Pour le C.F.L.N., il faut donc barrer la route au communisme en rassemblant l'Empire autour de la France.
c) Mais la plus grande crainte de la « France libre» venait du côté de ses alliés anglo-saxons, plus singulièrement de la part des U .S.A. En effet les Etats-Unis d'Amérique qui avaient profité plus que tout autre pays de guerre, voulaient profiter de l'affaiblissement des puissances coloniales européennes pour envahir les marchés coloniaux et y acquérir petit à petit une position dominante (1). C'est ainsi que dans la charte de l'Atlantique, en août 1941, entre Churchill et Roosevelt, ce dernier insiste pour que soit formellement mentionnée la «libre disposition des peuples» et leurs « droits souverains» et c'est en 1943 que le mot trusteeship est prononcé pour la première fois. Cette idée sera d'ailleurs reprise en 1945 à la conférence américaine de Hot Springs par l'Institute of Pacific Relations qui parle, pour les colonies, d'une administration autonome chargée de préparer l'indépendance.
(1) Ces intentions sont déjà inscrites dans les propositions de Wilson à la fin de la première guerre mondiale.
Il faut ajouter à toutes ces craintes que, pendant toute la durée de la guerre, le Comité Français de Libération Nationale avait un sentiment de frustration parce qu'il n'a jamais été admis dans les grands débats engageant l'avenir de l'humanité, pas plus que les gouvernements exilés de Pologne, de Grèce, de Yougoslavie, des Pays-Bas et de Norvège.


3 - SITUATION ECONOMIQUE
Après la défaite militaire, la France a subi un véritable blocus économique. Cette situation tendait à asphyxier l‘Hexagone qui dut vivre replié sur lui-même. De ce fait le commerce français connut une chute spectaculaire d'autant plus que le pays n'avait pratiquement plus de marine marchande: «Même si nos ports avaient été intacts, nous n'aurions eu pour ainsi dire plus de marine marchande. Notre flotte, qui comptait avant la guerre 3 millions de tonneaux environ était réduite à 1 million, encore les bateaux que nous conservions n'étaient-ils pas à notre disposition mais à celle du pool maritime interallié» (1)
(1).
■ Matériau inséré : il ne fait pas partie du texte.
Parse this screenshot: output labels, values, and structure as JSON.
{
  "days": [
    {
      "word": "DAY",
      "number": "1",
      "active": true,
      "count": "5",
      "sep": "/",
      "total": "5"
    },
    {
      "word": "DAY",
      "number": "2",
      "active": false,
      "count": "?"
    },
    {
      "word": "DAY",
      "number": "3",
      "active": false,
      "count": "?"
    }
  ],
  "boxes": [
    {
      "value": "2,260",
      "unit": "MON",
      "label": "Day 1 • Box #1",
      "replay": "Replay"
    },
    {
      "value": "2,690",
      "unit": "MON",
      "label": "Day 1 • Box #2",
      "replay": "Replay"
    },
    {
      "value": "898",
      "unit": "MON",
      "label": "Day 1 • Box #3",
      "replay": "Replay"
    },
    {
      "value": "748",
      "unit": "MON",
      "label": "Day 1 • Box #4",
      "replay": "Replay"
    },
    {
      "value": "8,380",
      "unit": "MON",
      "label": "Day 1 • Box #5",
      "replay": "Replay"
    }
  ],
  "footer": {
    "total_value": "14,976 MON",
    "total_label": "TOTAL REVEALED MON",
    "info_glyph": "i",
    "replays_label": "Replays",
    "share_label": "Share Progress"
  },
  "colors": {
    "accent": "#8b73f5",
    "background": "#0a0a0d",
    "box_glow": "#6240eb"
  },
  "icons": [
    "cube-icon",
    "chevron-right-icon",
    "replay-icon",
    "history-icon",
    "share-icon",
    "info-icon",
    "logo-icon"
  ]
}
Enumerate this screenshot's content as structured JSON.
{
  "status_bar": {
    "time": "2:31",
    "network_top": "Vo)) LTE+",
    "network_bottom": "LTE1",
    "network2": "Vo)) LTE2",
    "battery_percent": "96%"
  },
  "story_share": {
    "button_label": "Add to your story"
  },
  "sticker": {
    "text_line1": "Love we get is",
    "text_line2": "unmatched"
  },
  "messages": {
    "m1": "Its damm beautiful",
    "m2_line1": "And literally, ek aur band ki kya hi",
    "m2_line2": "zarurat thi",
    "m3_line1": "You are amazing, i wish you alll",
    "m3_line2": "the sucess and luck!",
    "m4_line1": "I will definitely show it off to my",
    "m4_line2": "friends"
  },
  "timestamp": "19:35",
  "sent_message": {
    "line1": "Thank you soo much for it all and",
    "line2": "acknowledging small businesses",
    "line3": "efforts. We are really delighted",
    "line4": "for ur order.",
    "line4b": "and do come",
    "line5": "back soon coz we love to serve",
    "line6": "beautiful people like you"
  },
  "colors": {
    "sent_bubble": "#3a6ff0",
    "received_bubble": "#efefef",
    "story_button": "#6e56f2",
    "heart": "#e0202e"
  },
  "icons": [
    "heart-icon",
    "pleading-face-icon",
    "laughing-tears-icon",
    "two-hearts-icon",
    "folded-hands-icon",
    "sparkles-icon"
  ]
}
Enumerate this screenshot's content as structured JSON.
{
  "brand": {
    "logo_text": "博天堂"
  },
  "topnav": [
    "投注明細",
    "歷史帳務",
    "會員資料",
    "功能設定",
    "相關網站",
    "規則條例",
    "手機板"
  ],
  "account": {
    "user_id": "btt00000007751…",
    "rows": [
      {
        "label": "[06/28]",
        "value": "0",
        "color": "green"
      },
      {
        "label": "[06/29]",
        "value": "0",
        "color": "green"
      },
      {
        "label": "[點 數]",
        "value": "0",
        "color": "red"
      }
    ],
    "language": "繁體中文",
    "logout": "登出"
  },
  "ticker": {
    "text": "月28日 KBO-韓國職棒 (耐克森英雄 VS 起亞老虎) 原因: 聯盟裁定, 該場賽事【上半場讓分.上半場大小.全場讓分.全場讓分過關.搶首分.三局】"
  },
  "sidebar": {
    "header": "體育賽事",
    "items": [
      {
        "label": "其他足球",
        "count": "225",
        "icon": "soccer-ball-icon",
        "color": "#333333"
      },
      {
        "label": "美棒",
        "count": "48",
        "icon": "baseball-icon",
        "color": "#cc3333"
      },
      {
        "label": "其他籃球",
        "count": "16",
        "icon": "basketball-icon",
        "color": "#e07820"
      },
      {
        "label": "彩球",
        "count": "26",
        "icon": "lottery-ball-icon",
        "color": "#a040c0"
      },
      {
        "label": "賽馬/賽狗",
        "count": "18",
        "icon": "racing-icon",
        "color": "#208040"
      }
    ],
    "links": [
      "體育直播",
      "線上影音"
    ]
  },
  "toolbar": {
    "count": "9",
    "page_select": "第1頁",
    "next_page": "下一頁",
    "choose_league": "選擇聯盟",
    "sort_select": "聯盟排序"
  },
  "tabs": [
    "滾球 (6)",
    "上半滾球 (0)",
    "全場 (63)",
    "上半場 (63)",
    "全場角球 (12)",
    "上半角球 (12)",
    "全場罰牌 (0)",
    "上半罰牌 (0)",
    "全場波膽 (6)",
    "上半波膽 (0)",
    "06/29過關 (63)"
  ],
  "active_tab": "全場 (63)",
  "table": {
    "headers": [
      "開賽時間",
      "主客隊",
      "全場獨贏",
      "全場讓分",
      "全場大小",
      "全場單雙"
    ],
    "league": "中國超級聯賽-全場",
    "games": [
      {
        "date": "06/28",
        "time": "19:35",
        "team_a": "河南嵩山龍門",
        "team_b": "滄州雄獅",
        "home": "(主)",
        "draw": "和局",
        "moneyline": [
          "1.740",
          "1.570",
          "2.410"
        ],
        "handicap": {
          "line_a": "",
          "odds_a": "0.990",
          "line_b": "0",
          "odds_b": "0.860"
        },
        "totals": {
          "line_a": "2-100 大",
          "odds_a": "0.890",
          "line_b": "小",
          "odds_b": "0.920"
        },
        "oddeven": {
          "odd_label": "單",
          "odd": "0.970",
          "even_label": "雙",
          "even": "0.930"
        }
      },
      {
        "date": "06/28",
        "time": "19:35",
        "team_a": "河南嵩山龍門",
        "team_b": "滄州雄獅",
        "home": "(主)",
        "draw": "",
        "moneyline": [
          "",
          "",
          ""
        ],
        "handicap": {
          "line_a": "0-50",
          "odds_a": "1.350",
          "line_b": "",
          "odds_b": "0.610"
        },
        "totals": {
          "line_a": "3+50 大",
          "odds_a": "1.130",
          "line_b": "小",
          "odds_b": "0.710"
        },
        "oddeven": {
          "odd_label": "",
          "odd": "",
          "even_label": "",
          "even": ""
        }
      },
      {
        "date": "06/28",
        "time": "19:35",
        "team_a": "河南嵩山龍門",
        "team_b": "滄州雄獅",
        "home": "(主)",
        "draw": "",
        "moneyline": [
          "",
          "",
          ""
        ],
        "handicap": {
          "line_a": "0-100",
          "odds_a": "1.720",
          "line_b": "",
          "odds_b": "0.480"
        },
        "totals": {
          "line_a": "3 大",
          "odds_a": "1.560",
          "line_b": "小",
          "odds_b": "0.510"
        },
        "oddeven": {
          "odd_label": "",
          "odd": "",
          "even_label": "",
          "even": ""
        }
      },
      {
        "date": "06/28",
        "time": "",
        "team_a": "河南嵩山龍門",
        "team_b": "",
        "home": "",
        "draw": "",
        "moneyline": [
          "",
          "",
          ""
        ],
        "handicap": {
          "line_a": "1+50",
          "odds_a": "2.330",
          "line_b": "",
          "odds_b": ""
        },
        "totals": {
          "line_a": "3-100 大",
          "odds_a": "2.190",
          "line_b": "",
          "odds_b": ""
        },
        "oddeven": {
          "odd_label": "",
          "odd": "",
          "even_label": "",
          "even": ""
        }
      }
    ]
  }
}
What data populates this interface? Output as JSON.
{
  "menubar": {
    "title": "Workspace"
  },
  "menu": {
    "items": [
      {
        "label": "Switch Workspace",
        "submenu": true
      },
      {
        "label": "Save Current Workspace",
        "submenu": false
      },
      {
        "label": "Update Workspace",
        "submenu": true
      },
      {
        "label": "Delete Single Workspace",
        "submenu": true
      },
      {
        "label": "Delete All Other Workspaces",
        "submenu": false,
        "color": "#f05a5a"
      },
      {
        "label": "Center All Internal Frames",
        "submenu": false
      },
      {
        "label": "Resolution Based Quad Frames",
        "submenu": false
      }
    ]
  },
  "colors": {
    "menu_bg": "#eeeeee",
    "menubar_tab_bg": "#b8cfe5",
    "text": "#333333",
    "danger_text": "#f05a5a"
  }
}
L'année politique 1944 - 1945 Editions le Grand sièc1e.

Pour l'industrie, disons simplement qu'en 1938 la France achetait 70,9 % des matières premières nécessaires à son industrie en dehors de l'Europe, le blocus fait donc peser sur l'industrie française un danger mortel. D'ailleurs selon les «documents de l'Assemblée Consultative Provisoire », l'industrie française a connu toutes les pénuries, chaque période de l’histoire de la guerre s'étant caractérisée par une pénurie dominante; c'est ainsi que les pénuries successives furent la crise des matières premières (1940), la crise des transports (1940-1941), la crise énergique (1941-1942), la crise de la main-d'oeuvre qualifiée (1942-1943).
*
Ainsi donc rejetée du concert des grandes puissances, harcelée dans ses propres colonies par un nationalisme désormais confiant et agressif, soupçonneuse que les amis d'hier ne soient les concurrents de demain, frappée à mort dans sa production industrielle sans parler de la raréfaction des produits de premières nécessité, la France se tourne une fois de plus vers son Empire et lui commande de ressusciter la Métropole des cendres de la guerre et de la remettre à la place qu'elle croit être la sienne, parmi les grandes puissances de ce monde.
C'est pour routes ces raisons que le C.F.LN. convoque la Conférence de Brazzaville.
*

 

III. TRAVAUX DE LA CONFERENCE DE BRAZZAVILLE

Le texte sur lequel nous avons travaillé est un texte dactylographié de 108 pages que nous avons trouvé dans le courant de l'année 1974 dans les archives de l'Assemblée nationale de Côte d'Ivoire. Il est divisé en 11 parties :

1 - un avant -propos.

2 - la composition de la Conférence africaine française de Brazzaville (voir annexe.)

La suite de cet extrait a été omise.